If 16.29 grams of Na2SO4 is mixed with 3.697 grams of C and allowed to react according to the balanced equation: Na2SO4(aq) + 4 C(s) → Na2S(s) + 4 CO(g) What is the limiting reagent?

Answer 1

Answer: The limiting reagent in the given chemical reaction is carbon metal.

Explanation:

Excess reagent is defined as the reagent which is present in large amount in a chemical reaction.

Limiting reagent is defined as the reagent which is present in small amount in a chemical reaction. Formation of product depends on the limiting reagent.

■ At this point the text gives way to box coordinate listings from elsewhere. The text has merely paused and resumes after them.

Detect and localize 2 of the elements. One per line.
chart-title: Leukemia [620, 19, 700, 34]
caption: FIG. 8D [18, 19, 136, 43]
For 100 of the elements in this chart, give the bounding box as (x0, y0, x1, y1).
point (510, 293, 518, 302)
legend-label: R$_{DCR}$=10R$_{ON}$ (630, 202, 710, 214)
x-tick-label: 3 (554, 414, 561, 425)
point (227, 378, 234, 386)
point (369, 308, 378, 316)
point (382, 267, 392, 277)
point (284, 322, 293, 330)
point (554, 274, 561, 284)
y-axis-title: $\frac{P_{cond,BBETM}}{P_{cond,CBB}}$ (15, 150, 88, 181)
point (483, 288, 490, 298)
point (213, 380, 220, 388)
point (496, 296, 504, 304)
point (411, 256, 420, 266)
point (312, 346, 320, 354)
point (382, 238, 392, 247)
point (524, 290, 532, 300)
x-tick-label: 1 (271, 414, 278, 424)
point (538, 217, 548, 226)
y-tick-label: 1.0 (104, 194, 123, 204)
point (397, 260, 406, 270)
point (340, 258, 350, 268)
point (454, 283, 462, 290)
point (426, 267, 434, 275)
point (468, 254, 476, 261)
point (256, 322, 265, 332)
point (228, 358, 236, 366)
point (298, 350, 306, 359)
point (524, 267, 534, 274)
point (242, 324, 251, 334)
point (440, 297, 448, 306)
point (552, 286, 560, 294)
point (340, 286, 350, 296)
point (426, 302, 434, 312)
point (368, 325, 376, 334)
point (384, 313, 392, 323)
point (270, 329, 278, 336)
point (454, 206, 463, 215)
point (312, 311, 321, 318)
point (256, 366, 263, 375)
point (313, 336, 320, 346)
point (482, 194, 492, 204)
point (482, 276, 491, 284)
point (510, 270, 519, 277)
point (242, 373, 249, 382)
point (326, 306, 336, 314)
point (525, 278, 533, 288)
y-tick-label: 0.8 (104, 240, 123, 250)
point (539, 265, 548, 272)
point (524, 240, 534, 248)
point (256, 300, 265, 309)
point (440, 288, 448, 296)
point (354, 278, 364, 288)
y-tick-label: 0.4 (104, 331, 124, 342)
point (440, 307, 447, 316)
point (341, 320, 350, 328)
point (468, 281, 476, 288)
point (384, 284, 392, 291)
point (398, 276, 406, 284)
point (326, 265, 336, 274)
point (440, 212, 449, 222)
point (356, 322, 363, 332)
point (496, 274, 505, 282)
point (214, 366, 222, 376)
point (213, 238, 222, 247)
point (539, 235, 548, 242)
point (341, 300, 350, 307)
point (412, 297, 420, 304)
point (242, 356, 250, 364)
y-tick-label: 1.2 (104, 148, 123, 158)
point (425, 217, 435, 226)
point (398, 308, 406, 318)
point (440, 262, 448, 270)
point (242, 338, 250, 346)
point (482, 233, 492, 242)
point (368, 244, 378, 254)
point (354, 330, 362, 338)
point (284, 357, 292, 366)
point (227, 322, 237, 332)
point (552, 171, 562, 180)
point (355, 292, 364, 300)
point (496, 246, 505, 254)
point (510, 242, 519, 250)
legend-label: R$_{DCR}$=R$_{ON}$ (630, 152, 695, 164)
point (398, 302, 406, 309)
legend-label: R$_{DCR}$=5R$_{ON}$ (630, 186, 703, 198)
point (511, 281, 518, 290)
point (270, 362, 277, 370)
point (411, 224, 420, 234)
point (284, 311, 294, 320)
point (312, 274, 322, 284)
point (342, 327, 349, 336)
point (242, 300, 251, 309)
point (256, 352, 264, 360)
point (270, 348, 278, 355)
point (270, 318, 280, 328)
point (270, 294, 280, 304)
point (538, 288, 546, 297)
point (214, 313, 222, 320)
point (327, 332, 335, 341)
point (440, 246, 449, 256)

To calculate the number of moles, we use the equation:

$\text{Number of moles}=\frac{\text{Given mass}}{\text{Molar mass}}$      .....(1)

• For sodium sulfate:

Given mass of sodium sulfate = 16.29 g

Molar mass of sodium sulfate = 142 g/mol

Putting values in equation 1, we get:

$\text{Moles of sodium sulfate}=\frac{16.29g}{142g/mol}=0.115mol$

• For carbon:

Given mass of carbon = 3.697 g

Molar mass of carbon = 12 g/mol

Putting values in equation 1, we get:

$\text{Moles of carbon}=\frac{3.697g}{12g/mol}=0.31mol$

For the given chemical reaction:

$Na_2SO_4(aq.)+4C(s)\rightarrow Na_2S(s)+4CO(g)$

By Stoichiometry of the reaction:

4 moles of carbon reacts with 1 mole of sodium sulfate

So, 0.31 moles of carbon will react with = $\frac{1}{4}\times 0.31=0.0775mol$ of sodium sulfate

As, given amount of sodium sulfate is more than the required amount. So, it is considered as an excess reagent.

Thus, carbon metal is considered as a limiting reagent because it limits the formation of product.

Hence, the limiting reagent in the given chemical reaction is carbon metal.